6.4 Elektrische aansluiting
6.4.1 230Vac Voeding
De installatie moet voldoen aan de geldende plaatselijke en/of landelijke voorschriften o.a. NEN
1010. Zorg o.a. voor een juiste aansluitgroep met hoofdzekering.
Het elektrisch schema van het toestel kunt u achter in deze handleiding vinden.

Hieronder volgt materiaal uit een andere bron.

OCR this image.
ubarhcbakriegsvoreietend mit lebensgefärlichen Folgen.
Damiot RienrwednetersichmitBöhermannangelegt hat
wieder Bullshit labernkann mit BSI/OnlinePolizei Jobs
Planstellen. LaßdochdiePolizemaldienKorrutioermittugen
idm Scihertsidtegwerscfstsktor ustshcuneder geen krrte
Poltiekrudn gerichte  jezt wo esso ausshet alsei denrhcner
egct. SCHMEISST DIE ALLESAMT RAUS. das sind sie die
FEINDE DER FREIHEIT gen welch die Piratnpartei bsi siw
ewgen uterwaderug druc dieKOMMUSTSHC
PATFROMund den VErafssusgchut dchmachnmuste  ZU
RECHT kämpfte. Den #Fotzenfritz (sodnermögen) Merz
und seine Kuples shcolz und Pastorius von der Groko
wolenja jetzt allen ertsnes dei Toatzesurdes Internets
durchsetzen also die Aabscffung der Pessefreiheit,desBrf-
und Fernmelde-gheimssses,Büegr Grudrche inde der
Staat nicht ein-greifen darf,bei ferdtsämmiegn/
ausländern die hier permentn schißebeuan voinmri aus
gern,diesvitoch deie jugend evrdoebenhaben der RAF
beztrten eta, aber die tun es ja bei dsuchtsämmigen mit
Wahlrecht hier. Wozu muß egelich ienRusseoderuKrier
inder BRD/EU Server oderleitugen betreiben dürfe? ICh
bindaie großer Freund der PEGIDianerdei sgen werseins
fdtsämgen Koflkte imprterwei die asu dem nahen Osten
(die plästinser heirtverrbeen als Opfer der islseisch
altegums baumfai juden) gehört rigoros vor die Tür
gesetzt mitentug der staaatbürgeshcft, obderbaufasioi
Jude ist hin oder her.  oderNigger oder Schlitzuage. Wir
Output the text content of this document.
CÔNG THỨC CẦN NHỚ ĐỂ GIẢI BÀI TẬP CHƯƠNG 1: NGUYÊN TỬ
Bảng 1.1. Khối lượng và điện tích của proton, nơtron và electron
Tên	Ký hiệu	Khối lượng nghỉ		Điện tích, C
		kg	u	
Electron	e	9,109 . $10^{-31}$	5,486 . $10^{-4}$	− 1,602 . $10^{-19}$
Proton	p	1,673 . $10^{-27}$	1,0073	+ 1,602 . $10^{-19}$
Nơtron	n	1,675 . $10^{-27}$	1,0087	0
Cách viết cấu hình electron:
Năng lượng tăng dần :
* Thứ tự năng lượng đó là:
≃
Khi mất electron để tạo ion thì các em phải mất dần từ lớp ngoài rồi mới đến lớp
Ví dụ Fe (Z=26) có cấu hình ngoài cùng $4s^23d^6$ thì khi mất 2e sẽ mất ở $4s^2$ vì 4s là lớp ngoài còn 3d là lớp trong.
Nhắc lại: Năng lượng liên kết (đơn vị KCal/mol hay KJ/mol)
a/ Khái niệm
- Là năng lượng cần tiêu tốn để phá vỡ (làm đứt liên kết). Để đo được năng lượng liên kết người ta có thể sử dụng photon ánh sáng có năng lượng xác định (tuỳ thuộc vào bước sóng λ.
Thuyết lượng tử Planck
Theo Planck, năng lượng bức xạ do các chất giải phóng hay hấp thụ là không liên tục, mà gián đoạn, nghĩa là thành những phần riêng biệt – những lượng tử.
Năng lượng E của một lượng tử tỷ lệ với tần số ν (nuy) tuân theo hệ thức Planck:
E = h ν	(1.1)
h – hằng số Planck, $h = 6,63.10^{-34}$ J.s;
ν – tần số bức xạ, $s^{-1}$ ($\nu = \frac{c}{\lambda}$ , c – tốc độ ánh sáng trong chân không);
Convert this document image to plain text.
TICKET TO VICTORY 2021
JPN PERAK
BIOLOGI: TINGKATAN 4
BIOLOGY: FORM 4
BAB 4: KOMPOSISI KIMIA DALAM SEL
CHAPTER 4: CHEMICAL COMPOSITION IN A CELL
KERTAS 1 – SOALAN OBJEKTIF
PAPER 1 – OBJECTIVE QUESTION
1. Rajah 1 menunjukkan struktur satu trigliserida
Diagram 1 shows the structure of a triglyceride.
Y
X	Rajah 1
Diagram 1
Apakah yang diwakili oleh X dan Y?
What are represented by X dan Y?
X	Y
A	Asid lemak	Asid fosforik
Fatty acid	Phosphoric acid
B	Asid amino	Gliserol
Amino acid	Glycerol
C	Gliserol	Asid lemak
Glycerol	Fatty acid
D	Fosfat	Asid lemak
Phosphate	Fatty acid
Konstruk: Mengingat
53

De voeding is 230Vac (50 Hz) met aarde.
De aansturing van het toestel is een twee-draads Argus Link communicatie systeem
(zwakstroom).
Werkschakelaar of contactstop.
Het toestel moet worden voorzien van een 230 Volt werkschakelaar die fase én nul (niet de
aarde) onderbreekt. Deze werkschakelaar dient een contact opening van min. 3 millimeter te
hebben. Indien het toestel wordt voorzien van een stekker voor in een wandcontactdoos. Deze
wandcontactdoos dient te allen tijde bereikbaar te zijn. Absoluut nooit de voeding van het
toestel (laten) onderbreken door andere schakelaars. Dit kan tot oververhitting van het toestel
leiden.
6.4.2 Aansturing
Het toestel kan op meerdere manieren worden aangestuurd.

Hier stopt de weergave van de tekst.